Ik heb al eerder aangegeven onder welke omstandigheden Strauss Duitsland verliet. De weerslag van deze omstandigheden op zijn filosofie zijn dan ook evident: "[...]Het moderne project (modernisme) vertoont structurele tekortkomingen, die uiteindelijk hebben geleid tot een diepe crisis. De meest in het oog springende symptomen van deze crisis zijn relativisme en nihilisme - een cultuur van 'anything goes' waaruit de klassieke, fundamentele vraag naar het "goede" leven is verdreven door vermaak en spektakel", aldus Strauss.

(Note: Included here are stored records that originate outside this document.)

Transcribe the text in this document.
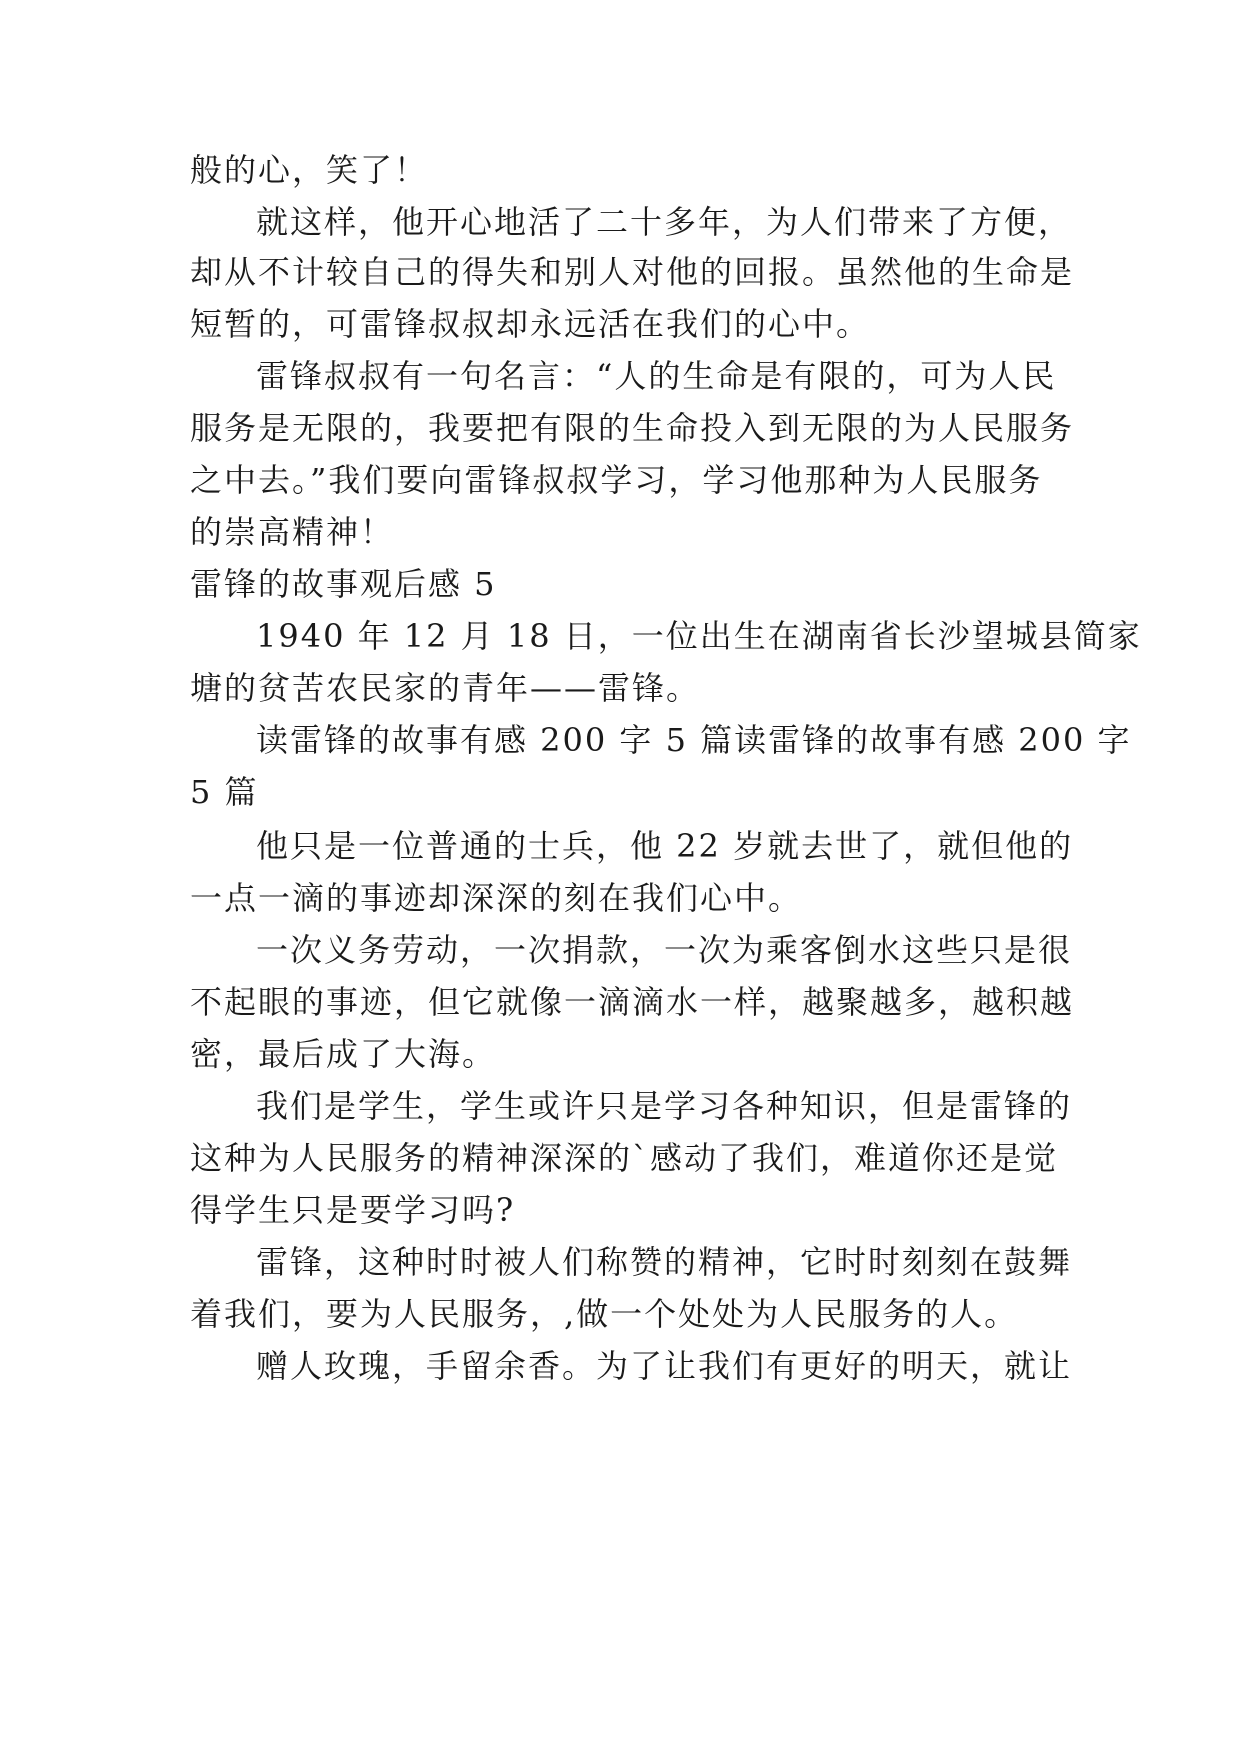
般的心，笑了！
就这样，他开心地活了二十多年，为人们带来了方便，
却从不计较自己的得失和别人对他的回报。虽然他的生命是
短暂的，可雷锋叔叔却永远活在我们的心中。
雷锋叔叔有一句名言：“人的生命是有限的，可为人民
服务是无限的，我要把有限的生命投入到无限的为人民服务
之中去。”我们要向雷锋叔叔学习，学习他那种为人民服务
的崇高精神！
雷锋的故事观后感 5
1940 年 12 月 18 日，一位出生在湖南省长沙望城县简家
塘的贫苦农民家的青年——雷锋。
读雷锋的故事有感 200 字 5 篇读雷锋的故事有感 200 字
5 篇
他只是一位普通的士兵，他 22 岁就去世了，就但他的
一点一滴的事迹却深深的刻在我们心中。
一次义务劳动，一次捐款，一次为乘客倒水这些只是很
不起眼的事迹，但它就像一滴滴水一样，越聚越多，越积越
密，最后成了大海。
我们是学生，学生或许只是学习各种知识，但是雷锋的
这种为人民服务的精神深深的`感动了我们，难道你还是觉
得学生只是要学习吗?
雷锋，这种时时被人们称赞的精神，它时时刻刻在鼓舞
着我们，要为人民服务，,做一个处处为人民服务的人。
赠人玫瑰，手留余香。为了让我们有更好的明天，就让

Juist in het land dat Strauss voor zichzelf als bolwerk van het liberalisme had beschouwd, zagen enkele van zijn studenten een groot gevaar in wat zij als ongewenst uitvloeisel van deze American Dream beschouwden: cultuurrelativisme en historicisme - de meest bekende onder hen is de in 1992 overleden Allan Bloom, bekend van zijn boek
The Closing of the American Mind. (en waar Ryan3 in zijn OP ook reeds aan refereert) De meest opmerkelijke accentverschuiving die zich t.a.v. Strauss' filosofie lijkt te voltrekken is het gegeven dat Strauss zijn filosofie vooral als
diagnostiek bedoeld terwijl sommigen van zijn nazaten het als een
therapie ' dwingend voorschrijven'.
Strauss zelf was zeer terughoudend om aan zijn werk politieke consequenties te verbinden. Hij stond bijvoorbeeld uitermate kritisch tegenover een politiek 'decisionisme' - waarbij het belangrijker is dát er een beslissing wordt genomen dan dat er een goede of juiste beslissing wordt genomen - een houding die hij Nietzsche en Heidegger
ten onrechte aanwreef.
Terug naar het neoconservatisme: Het moment tussen diagnose en therapie is moeilijk te achterhalen. Ongetwijfeld speelt A. Bloom hierin een vooraanstaande rol. Bloom was Wolfowtiz' mentor, en vond in hem een gedachtig toehoorder voor zijn analyse van het Amerikaans cultuurelativisme - dat volgens Wolfowitz leidt tot een gevaarlijke intellectuele vervlakking en cultuuranalfabetisme onder studenten. Daartegenover stelt Bloom een 'academisch' ideaal van moreel leiderschap, geïnspireerd door de klassieke werken. Universiteiten, kortom, moeten niet hun elitaire taak verspelen aan een modernistische gelijkheidsgedachte.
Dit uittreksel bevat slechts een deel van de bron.